CyberKongz Faces Scrutiny After Unicoin


  • CyberKongz faces SEC legal action over NFT token classification. 
  • SEC challenges CyberKongz’s token pairing with blockchain game.
  • CyberKongz fights for clearer NFT and Web3 regulations.

The SEC seems busy these days as Gary Gensler’s term as chair is nearing its end. The agency just served another Wells Notice, this time to NFT collection CyberKongz. This signals possible enforcement action. Earlier today, the SEC issued a similar notice to crypto investment firm Unicoin.

This Wells Notice follows charges against CyberKongz. It shows the SEC believes CyberKongz may have violated securities laws. CyberKongz, on its part, has vowed to fight the SEC and push for clearer rules for NFTs.

The SEC is concerned about CyberKongz’s ERC-20 token and its blockchain game. The SEC says this setup could make the token a security, requiring registration like other securities under US law.

This is similar to the SEC’s stance in other cases, like Ripple, where it said tokens were securities. CyberKongz rejects this, saying the SEC doesn’t understand blockchain tech.
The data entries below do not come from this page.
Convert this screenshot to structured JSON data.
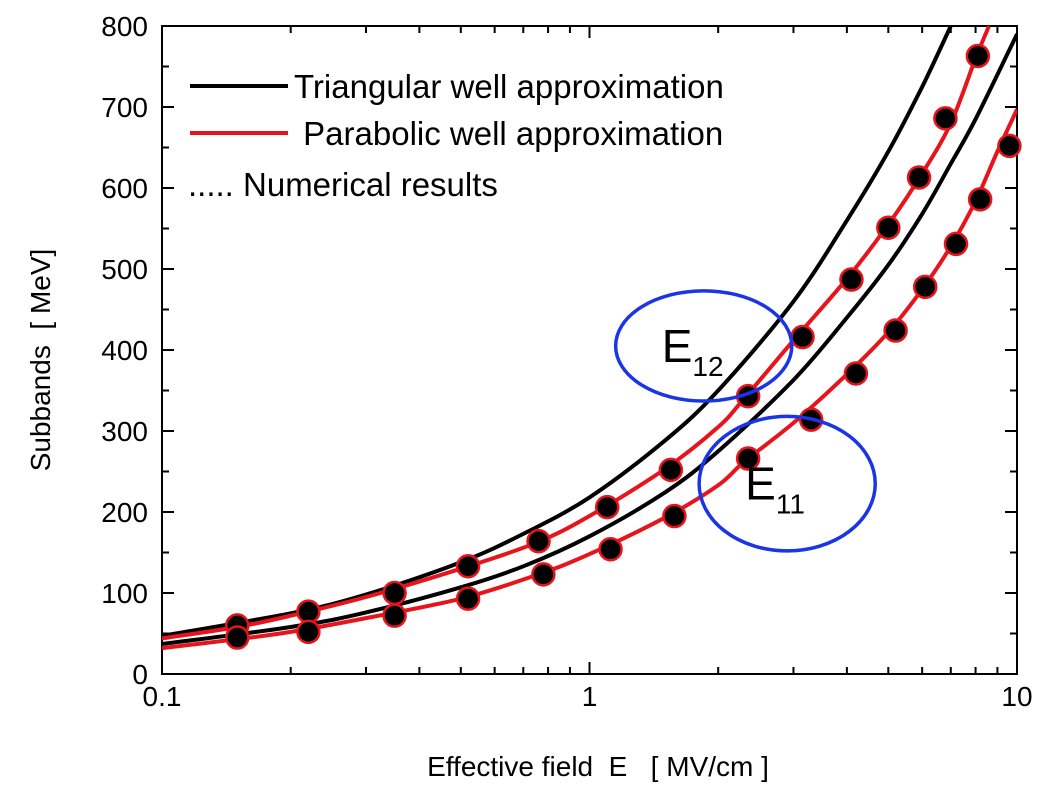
{
  "chart_data": {
    "type": "line",
    "xlabel": "Effective field  E   [ MV/cm ]",
    "ylabel": "Subbands  [ MeV]",
    "xscale": "log",
    "xlim": [
      0.1,
      10
    ],
    "ylim": [
      0,
      800
    ],
    "x_ticks": [
      "0.1",
      "1",
      "10"
    ],
    "y_ticks": [
      "0",
      "100",
      "200",
      "300",
      "400",
      "500",
      "600",
      "700",
      "800"
    ],
    "grid": false,
    "legend": {
      "placement": "top-left",
      "entries": [
        {
          "label": "Triangular well approximation",
          "style": "line",
          "color": "#000000"
        },
        {
          "label": " Parabolic well approximation",
          "style": "line",
          "color": "#e8141c"
        },
        {
          "label": "..... Numerical results",
          "style": "text-only",
          "color": "#000000"
        }
      ]
    },
    "series": [
      {
        "group": "E12",
        "kind": "triangular",
        "x": [
          0.1,
          0.2,
          0.3,
          0.5,
          0.7,
          1.0,
          1.5,
          2.0,
          3.0,
          4.0,
          5.0,
          6.0,
          7.0
        ],
        "y": [
          47,
          75,
          98,
          138,
          173,
          218,
          288,
          350,
          460,
          560,
          645,
          725,
          800
        ]
      },
      {
        "group": "E12",
        "kind": "parabolic",
        "x": [
          0.1,
          0.15,
          0.2,
          0.3,
          0.5,
          0.75,
          1.0,
          1.5,
          2.0,
          2.3,
          3.0,
          4.0,
          5.0,
          6.0,
          7.0,
          8.0,
          8.6
        ],
        "y": [
          44,
          58,
          72,
          95,
          130,
          162,
          195,
          253,
          305,
          340,
          412,
          488,
          555,
          618,
          680,
          760,
          800
        ]
      },
      {
        "group": "E11",
        "kind": "triangular",
        "x": [
          0.1,
          0.2,
          0.3,
          0.5,
          0.7,
          1.0,
          1.5,
          2.0,
          3.0,
          4.0,
          5.0,
          6.0,
          7.0,
          8.0,
          10.0
        ],
        "y": [
          37,
          58,
          76,
          107,
          133,
          170,
          224,
          275,
          363,
          440,
          505,
          568,
          630,
          685,
          790
        ]
      },
      {
        "group": "E11",
        "kind": "parabolic",
        "x": [
          0.1,
          0.15,
          0.2,
          0.3,
          0.5,
          0.75,
          1.0,
          1.5,
          2.0,
          2.3,
          3.0,
          4.0,
          5.0,
          6.0,
          7.0,
          8.0,
          9.0,
          10.0
        ],
        "y": [
          32,
          43,
          52,
          69,
          93,
          122,
          148,
          193,
          233,
          262,
          310,
          370,
          422,
          475,
          528,
          584,
          645,
          697
        ]
      },
      {
        "group": "E12",
        "kind": "numerical",
        "x": [
          0.15,
          0.22,
          0.35,
          0.52,
          0.76,
          1.1,
          1.55,
          2.35,
          3.15,
          4.1,
          5.0,
          5.9,
          6.8,
          8.1
        ],
        "y": [
          60,
          77,
          100,
          133,
          164,
          206,
          252,
          343,
          416,
          487,
          551,
          613,
          686,
          763
        ]
      },
      {
        "group": "E11",
        "kind": "numerical",
        "x": [
          0.15,
          0.22,
          0.35,
          0.52,
          0.78,
          1.12,
          1.58,
          2.35,
          3.3,
          4.2,
          5.2,
          6.1,
          7.2,
          8.2,
          9.6
        ],
        "y": [
          45,
          52,
          72,
          93,
          123,
          154,
          195,
          266,
          314,
          371,
          424,
          478,
          531,
          586,
          652
        ]
      }
    ],
    "annotations": [
      {
        "main": "E",
        "sub": "12",
        "cx": 1.85,
        "cy": 405,
        "rx_decades": 0.206,
        "ry_units": 68
      },
      {
        "main": "E",
        "sub": "11",
        "cx": 2.9,
        "cy": 235,
        "rx_decades": 0.206,
        "ry_units": 83
      }
    ],
    "colors": {
      "triangular": "#000000",
      "parabolic": "#e8141c",
      "marker_fill": "#000000",
      "marker_edge": "#e8141c",
      "annotation": "#1a35e6",
      "axis": "#000000"
    }
  }
}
Read also : SEC Targets Unicoin in Crackdown on Crypto as Gensler’s Resignation Nears

According to CyberKongz, the project has been under the SEC’s inspection for over two years. During this period, the team has faced a silent struggle, with the SEC allegedly misinterpreting aspects of its operations.

CyberKongz to Challenge SEC in Court

Despite having a small team and lacking capital raises or a large treasury, CyberKongz intends to challenge the SEC’s position in court. The team is arguing for clearer regulatory guidelines to avoid creating a damaging precedent for the entire Web3 gaming industry.

CyberKongz also questioned the SEC’s understanding of smart contracts. The SEC objects to the sale of Genesis Kongz NFTs in April 2021. CyberKongz says this wasn’t a sale, but a contract migration.

Read also : OpenSea Faces SEC Scrutiny Over NFT Classification

The project questions how effective regulation can be if the SEC cannot recognize between a primary sale and a contract migration, calling it a fundamental misunderstanding of the technology. 

However, the SEC uses the Howey Test to decide if assets are securities. This has caused controversy with NFTs and many say this approach doesn’t give clear guidance.